The question is: how does the search time grow as the word length changes?
Scenario Under Consideration
Analyze the time complexity of the following code snippet.
class TrieNode {
children: Map = new Map();
isEndOfWord: boolean = false;
}
function searchWord(root: TrieNode, word: string): boolean {
let current = root;
for (const char of word) {
if (!current.children.has(char)) return false;
current = current.children.get(char)!;
}
return current.isEndOfWord;
}
This code checks if a given word exists in the Trie by following each character step-by-step.
Identify Repeating Operations
Identify the loops, recursion, array traversals that repeat.
- Primary operation: Looping through each character of the word.
- How many times: Exactly once per character in the word.
How Execution Grows With Input
Each additional character in the word adds one more step to check.
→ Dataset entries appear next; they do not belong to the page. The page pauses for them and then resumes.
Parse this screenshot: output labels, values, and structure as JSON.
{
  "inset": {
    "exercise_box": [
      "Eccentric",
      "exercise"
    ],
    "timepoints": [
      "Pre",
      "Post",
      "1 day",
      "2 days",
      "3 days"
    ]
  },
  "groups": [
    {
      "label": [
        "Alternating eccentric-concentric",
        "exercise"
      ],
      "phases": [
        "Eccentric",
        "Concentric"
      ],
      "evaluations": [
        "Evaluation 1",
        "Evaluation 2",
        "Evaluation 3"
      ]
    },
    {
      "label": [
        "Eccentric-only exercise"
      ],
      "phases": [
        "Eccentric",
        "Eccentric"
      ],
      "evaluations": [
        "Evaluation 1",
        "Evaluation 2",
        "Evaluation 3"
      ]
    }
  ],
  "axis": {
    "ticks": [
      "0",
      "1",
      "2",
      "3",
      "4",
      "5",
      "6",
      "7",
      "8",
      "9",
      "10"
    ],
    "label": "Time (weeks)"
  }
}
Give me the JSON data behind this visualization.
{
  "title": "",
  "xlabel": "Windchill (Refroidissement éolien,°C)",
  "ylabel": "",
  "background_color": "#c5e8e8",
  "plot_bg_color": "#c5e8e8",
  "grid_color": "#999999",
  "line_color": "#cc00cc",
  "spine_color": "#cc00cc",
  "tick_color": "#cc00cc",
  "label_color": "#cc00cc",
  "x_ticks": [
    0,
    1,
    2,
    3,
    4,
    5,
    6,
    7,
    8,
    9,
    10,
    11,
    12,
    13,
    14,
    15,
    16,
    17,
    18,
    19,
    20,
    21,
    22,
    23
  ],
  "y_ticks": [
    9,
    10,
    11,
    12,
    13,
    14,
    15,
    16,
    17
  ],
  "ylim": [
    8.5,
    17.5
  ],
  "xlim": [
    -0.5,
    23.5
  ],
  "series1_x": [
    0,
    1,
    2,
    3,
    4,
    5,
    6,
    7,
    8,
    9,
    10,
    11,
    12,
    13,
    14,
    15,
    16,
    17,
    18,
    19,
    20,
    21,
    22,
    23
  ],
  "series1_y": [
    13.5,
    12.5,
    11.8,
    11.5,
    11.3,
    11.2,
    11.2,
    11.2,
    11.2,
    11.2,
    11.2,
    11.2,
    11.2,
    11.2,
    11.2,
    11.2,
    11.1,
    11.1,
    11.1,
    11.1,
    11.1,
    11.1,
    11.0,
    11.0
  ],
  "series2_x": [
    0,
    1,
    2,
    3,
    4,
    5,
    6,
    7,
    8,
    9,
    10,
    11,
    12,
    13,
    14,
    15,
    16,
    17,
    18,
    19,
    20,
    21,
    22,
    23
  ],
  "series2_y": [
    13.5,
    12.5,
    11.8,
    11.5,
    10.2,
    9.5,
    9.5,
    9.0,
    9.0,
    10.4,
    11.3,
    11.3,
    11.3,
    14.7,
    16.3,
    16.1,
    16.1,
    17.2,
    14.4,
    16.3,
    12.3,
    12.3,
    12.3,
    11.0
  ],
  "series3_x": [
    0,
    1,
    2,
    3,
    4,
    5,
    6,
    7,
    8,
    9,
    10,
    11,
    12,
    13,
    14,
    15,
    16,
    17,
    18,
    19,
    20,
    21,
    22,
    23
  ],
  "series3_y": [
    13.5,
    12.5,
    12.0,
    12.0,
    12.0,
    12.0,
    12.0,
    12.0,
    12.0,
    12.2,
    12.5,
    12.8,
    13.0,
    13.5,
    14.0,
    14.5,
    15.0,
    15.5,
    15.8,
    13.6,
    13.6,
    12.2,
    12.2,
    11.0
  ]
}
| Input Size (n) | Approx. Operations |
|---|---|
| 10 | 10 checks |
| 100 | 100 checks |
| 1000 | 1000 checks |
Pattern observation: The number of steps grows directly with the word length.
Final Time Complexity
Time Complexity: O(n)
This means the search time grows linearly with the length of the word you are searching for.
Common Mistake
[X] Wrong: "Searching a word in a Trie takes constant time because it's a tree."
[OK] Correct: The search depends on the word length, so longer words take more steps, not always constant time.
Interview Connect
Understanding this helps you explain why Tries are efficient for prefix searches and how their search time depends on word length, a common topic in interviews.
Self-Check
"What if the Trie stored words with only lowercase letters, and we used an array instead of a Map for children? How would the time complexity change?"